A map of Seattle shows how Lake Washington dominates. From Kenmore in the north to Renton at the southern edge, the lake spans 18 miles, covers 18,000 surface acres and is crossed by two floating bridges carrying tens of thousands of vehicles daily to and from Microsoft. Along with numerous smaller feeder creeks, its two major tributaries, Sammamish and Cedar Rivers, at the north and south ends, respectively, dump both water and trout into the lake.

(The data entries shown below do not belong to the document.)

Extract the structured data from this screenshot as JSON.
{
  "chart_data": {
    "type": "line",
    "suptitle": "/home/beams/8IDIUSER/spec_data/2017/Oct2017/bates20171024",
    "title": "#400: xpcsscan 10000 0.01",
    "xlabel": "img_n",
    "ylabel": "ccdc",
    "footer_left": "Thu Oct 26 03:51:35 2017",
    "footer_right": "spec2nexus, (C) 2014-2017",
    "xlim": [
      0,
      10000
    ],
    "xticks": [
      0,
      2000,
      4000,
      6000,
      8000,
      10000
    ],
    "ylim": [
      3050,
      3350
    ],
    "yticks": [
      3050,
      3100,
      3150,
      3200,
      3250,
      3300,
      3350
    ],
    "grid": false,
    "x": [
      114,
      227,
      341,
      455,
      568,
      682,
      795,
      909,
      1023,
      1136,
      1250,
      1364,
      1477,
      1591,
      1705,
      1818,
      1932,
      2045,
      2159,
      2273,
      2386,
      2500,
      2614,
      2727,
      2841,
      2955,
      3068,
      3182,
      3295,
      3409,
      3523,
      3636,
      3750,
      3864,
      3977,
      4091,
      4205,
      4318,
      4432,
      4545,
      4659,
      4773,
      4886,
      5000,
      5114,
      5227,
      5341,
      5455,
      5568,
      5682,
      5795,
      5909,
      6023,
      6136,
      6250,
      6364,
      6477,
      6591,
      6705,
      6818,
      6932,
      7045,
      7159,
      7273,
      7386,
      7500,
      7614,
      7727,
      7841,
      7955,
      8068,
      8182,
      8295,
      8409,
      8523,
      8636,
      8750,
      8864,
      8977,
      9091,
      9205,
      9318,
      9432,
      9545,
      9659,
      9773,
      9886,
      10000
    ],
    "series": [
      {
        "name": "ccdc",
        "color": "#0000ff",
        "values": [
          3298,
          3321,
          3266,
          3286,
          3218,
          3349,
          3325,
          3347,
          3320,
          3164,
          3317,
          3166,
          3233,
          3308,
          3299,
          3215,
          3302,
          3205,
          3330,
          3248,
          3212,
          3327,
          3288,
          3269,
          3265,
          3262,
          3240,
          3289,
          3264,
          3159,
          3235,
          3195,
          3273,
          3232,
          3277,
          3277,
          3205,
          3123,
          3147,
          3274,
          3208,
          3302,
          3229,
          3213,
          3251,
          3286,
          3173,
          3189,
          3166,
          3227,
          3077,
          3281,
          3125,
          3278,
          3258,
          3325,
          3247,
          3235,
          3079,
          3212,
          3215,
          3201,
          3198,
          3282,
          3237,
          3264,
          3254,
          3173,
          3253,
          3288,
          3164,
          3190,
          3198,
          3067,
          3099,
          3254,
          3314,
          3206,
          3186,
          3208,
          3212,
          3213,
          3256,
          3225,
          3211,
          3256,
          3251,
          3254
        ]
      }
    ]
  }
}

Fishery studies indicate that trout enter the lake as 2-year-olds, hang in the shallows during cool-water times, then during the summer months move into either deeper water or back into the tributaries. As fish grow larger, their preferences for location and food change -- which dictate where and how successful fishers score.

Lake Washington trout, particularly cutthroat, reveal a decided dietary preference for omega-3 oils, which they get from chomping sockeye fry and sockeye pre-smolts. Their other preferred baitfish are longfin smelt and three-spine sticklebacks, also in abundance throughout the lake.

Once cutthroats grow longer than about 15.75 inches, 98 percent of their diet is fish, according to stomach sampling data. And they eat farther away from shore, most often in deeper water. Given this information, certain catching tactics leap to mind.

A good rule here is the old saw that “Seventy percent of any body of water is fishless, so focus on that other 30 percent.” Productive trout locations include the north and south sides of both floating bridges, Juanita Point in the north, the mouth of the Cedar in the south and both ends of Mercer Island. Baitfish also orient on underwater points, so check out Dabney, Evergreen and Groat points. Two good references are DeLorme Washington Atlas and Gazetteer and the Lake Washington/Banks Lake map published by the Fish-n-Map Company (FishnMap.com).